Liberal Party leader Tony Abbott promised the introduction of a scheme before the 2010 election, while the Labor government backed away from the issue based on the results of the Henry Tax Review.

With the election campaign yet to come into full swing, there’s been no mention of the issue yet, though Young revealed that AMEC had never stopped lobbying for the introduction of a scheme.

Young told an RBS Morgans breakfast in Perth this morning that he was confident a scheme might finally be introduced after talks in Canberra.

“We’ve gone back and we’ve rejigged it and renamed it to the Mineral Exploration Tax Credit and basically what we’ve said is it will become like a franking credit, so once the company has spent the money and it flows through to their audited accounts at the end of the year, shareholders will then get a credit like you would a franking credit,” he said.

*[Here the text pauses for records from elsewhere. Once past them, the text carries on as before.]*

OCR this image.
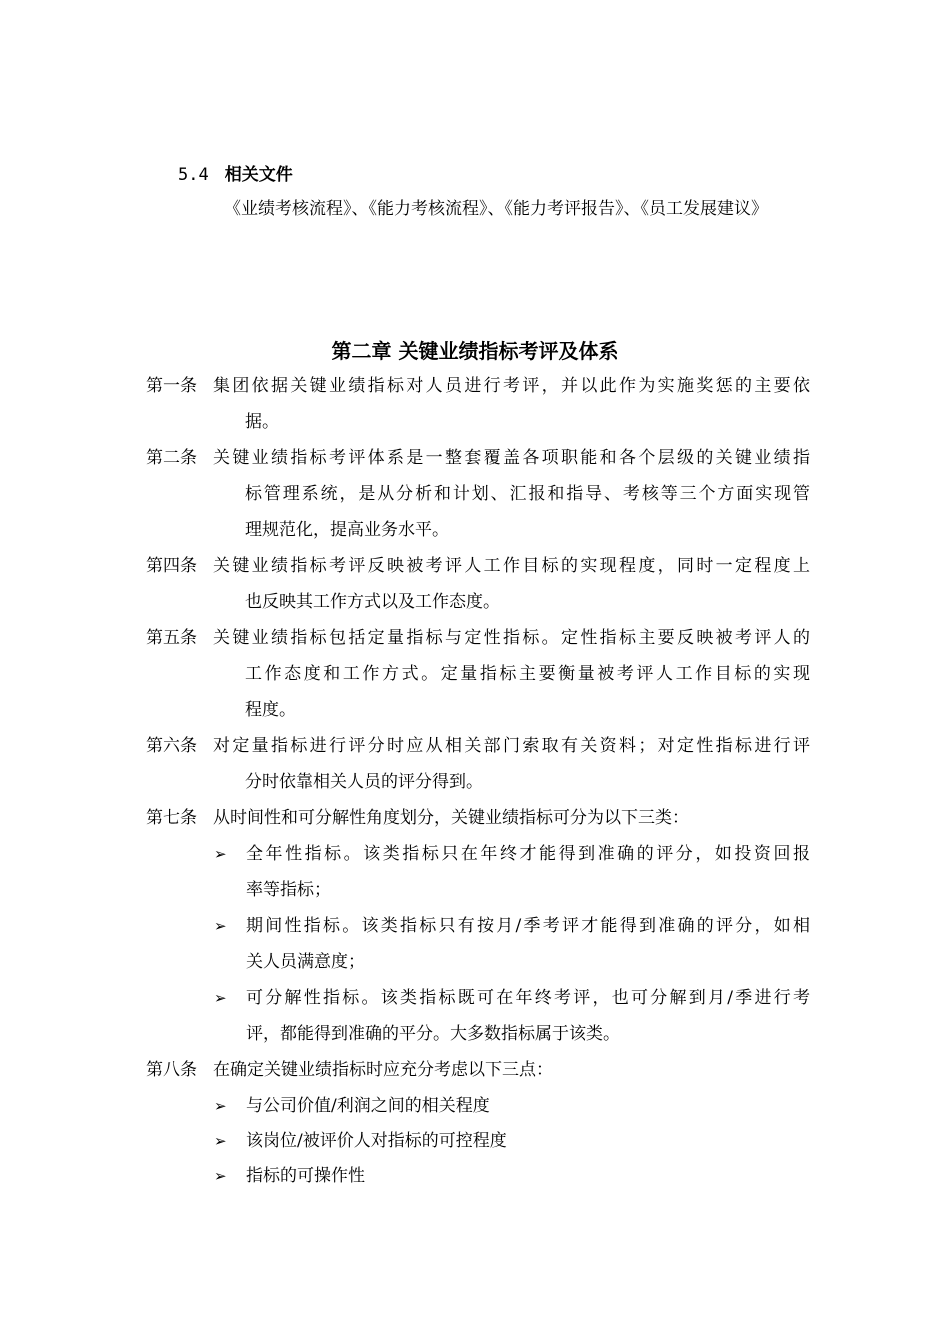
5.4 相关文件
《业绩考核流程》、《能力考核流程》、《能力考评报告》、《员工发展建议》
第二章 关键业绩指标考评及体系
第一条 集团依据关键业绩指标对人员进行考评，并以此作为实施奖惩的主要依
据。
第二条 关键业绩指标考评体系是一整套覆盖各项职能和各个层级的关键业绩指
标管理系统，是从分析和计划、汇报和指导、考核等三个方面实现管
理规范化，提高业务水平。
第四条 关键业绩指标考评反映被考评人工作目标的实现程度，同时一定程度上
也反映其工作方式以及工作态度。
第五条 关键业绩指标包括定量指标与定性指标。定性指标主要反映被考评人的
工作态度和工作方式。定量指标主要衡量被考评人工作目标的实现
程度。
第六条 对定量指标进行评分时应从相关部门索取有关资料；对定性指标进行评
分时依靠相关人员的评分得到。
第七条 从时间性和可分解性角度划分，关键业绩指标可分为以下三类：
➢ 全年性指标。该类指标只在年终才能得到准确的评分，如投资回报
率等指标；
➢ 期间性指标。该类指标只有按月/季考评才能得到准确的评分，如相
关人员满意度；
➢ 可分解性指标。该类指标既可在年终考评，也可分解到月/季进行考
评，都能得到准确的平分。大多数指标属于该类。
第八条 在确定关键业绩指标时应充分考虑以下三点：
➢ 与公司价值/利润之间的相关程度
➢ 该岗位/被评价人对指标的可控程度
➢ 指标的可操作性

“We think if the Coalition get in it will probably get enacted – we’re not 100 per cent sure, but we’ve had good feelings from both the Treasury and the conservatives that the model that we’ve got is a good one.”

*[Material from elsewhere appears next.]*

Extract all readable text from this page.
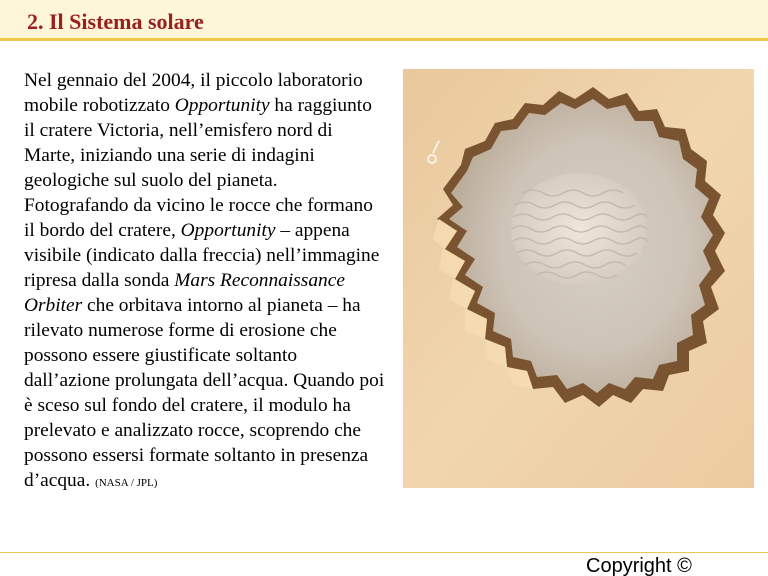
2. Il Sistema solare
Nel gennaio del 2004, il piccolo laboratorio mobile robotizzato Opportunity ha raggiunto il cratere Victoria, nell’emisfero nord di Marte, iniziando una serie di indagini geologiche sul suolo del pianeta. Fotografando da vicino le rocce che formano il bordo del cratere, Opportunity – appena visibile (indicato dalla freccia) nell’immagine ripresa dalla sonda Mars Reconnaissance Orbiter che orbitava intorno al pianeta – ha rilevato numerose forme di erosione che possono essere giustificate soltanto dall’azione prolungata dell’acqua. Quando poi è sceso sul fondo del cratere, il modulo ha prelevato e analizzato rocce, scoprendo che possono essersi formate soltanto in presenza d’acqua. (NASA / JPL)
Copyright ©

With an increasing number of companies exploring overseas, Young said a scheme was crucial for explorers and would boost exploration in Australia, as the money could only be spent here.

“What’s frightening is, in Australian in 2011 it was the first time in history 50 per cent of the money raised on the ASX by explorers was spent offshore,” he said.

“And that trend has continued. The money that’s being spent here on drilling is being spent mainly on brownfields, infill drilling and drilling known deposits and very little money is being spent on exploration.

“So a company can’t raise $3 million and go spend it offshore and expect shareholders to get the benefit of it.”

Young said an important attribute of the scheme was that it held companies accountable to their initial public offerings.

“If you go raise money and say ‘we’re gonna drill in Western Australia, Queensland, Victoria, the Northern Territory or Tasmania’, you’ve got to do it because shareholders are expecting their tax credit.

“It means you’re not a lifestyle company. It means that the money you raise and the budget you put up in your IPO is one you pretty much have to follow and you’ll be held accountable to it.”

According to Young, the market is craving exploration success.

“What’s interesting is, when you do have exploration success – there’s a lot of froth and bubble in the exploration sector because there’s so many companies listed, but when you do have success like Sirius, it just rockets up because people are hungry for good news – they’re hungry for success,” he said.

Young said explorers needed a “leg up”, particularly in the current market, and in a time when exploration was becoming more expensive due to deeper and harder to find resources.

“We’re not asking for a handout,” he said.

“We’re not the car industry, we’re not saying we want $2 billion and you get nothing in return.

“We’re just basically saying this is a tax loss incurred by a company owned by shareholders and we want to flow through that.

“We’ve been pushing it pretty hard and the industry needs it if we are to succeed and keep going.”